Whatever the preferred structural approach, the current environment may empower boards to embrace greater use of discretion in incentive decisions. As committees contemplate this, either in approving decisions for 2020 incentive payouts or in establishing a framework for 2021 and beyond, we offer the following guidance:
■ Establish guiding principles that clarify how and when discretion will be applied, centered around a philosophy of informed business judgment.
■ Consider the messaging to employees, shareholders, and external stakeholders.
■ Set clear expectations up front about what objective data the committee would like to see in order to inform decisions based on discretion and to monitor that criteria and the related incentive plan accrual throughout the year.
■ On a principled basis, develop an inventory of potential adjustments to formulaic incentive plan outcomes, particularly when considering adjustments to GAAP metrics.
■ Create a framework and process that allow for year over year consistency.
■ Looking back on significant events that impacted the enterprise, consider how the company responded, its performance relative to peers, and how the company performed prior to the onset of the event.

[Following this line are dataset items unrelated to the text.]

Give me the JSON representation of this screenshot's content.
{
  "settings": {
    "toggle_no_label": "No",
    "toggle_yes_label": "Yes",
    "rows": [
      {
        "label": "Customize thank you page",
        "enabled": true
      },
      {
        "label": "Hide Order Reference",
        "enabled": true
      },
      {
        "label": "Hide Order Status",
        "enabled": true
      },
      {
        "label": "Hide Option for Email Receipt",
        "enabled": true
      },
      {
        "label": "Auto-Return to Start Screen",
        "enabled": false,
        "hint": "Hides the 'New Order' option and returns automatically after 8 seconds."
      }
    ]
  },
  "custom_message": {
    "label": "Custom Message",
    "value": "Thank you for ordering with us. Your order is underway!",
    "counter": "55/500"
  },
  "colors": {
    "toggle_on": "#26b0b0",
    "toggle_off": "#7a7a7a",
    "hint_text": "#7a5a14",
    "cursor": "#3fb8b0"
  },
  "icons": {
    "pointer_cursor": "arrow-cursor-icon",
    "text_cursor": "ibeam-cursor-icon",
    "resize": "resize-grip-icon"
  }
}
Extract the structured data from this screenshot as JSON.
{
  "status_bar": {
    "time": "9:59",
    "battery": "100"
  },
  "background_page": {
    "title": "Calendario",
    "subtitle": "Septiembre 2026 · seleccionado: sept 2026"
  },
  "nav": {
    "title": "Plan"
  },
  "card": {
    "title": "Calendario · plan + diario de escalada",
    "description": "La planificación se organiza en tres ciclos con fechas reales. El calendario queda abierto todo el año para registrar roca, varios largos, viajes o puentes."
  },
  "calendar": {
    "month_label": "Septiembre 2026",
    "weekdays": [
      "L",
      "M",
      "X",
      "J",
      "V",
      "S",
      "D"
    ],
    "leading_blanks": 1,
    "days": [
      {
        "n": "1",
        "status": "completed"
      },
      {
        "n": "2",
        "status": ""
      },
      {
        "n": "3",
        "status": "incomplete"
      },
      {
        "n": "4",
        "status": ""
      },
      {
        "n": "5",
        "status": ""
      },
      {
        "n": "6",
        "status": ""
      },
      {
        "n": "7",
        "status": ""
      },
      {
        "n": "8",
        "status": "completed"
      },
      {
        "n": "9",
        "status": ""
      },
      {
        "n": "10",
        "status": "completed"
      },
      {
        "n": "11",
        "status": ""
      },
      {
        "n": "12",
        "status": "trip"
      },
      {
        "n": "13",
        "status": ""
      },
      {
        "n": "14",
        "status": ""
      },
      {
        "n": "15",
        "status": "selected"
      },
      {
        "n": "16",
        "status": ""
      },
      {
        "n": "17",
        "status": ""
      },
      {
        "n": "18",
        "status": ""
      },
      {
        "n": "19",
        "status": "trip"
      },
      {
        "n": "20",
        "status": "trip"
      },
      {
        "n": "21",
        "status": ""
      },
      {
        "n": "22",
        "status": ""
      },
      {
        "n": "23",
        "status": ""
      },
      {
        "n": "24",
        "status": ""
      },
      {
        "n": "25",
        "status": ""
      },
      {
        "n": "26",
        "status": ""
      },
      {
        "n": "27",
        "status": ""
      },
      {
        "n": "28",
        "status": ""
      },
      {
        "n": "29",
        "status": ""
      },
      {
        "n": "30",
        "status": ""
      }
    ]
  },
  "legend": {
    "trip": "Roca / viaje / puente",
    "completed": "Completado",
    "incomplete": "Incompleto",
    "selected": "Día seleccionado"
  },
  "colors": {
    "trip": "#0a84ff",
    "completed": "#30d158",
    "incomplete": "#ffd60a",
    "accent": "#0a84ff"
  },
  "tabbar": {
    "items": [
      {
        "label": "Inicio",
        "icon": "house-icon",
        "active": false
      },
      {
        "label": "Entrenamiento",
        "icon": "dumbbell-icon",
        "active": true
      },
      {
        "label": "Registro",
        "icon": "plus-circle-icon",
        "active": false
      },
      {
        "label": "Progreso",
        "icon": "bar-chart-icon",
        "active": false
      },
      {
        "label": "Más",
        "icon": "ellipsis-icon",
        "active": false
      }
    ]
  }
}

■ Take extra care in considering positive discretionary adjustments when faced with poor formulaic performance outcomes.
■ Avoid discretionary adjustments that are overly biased by outcomes outside of company performance, such as retention or actions peers may be taking, and that make up for lost incentive value or opportunity.
Compensation committees will need to embrace the disciplined use of discretion in this new era to appropriately motivate and reward executives’ performance in the face of increased volatility and uncertainty.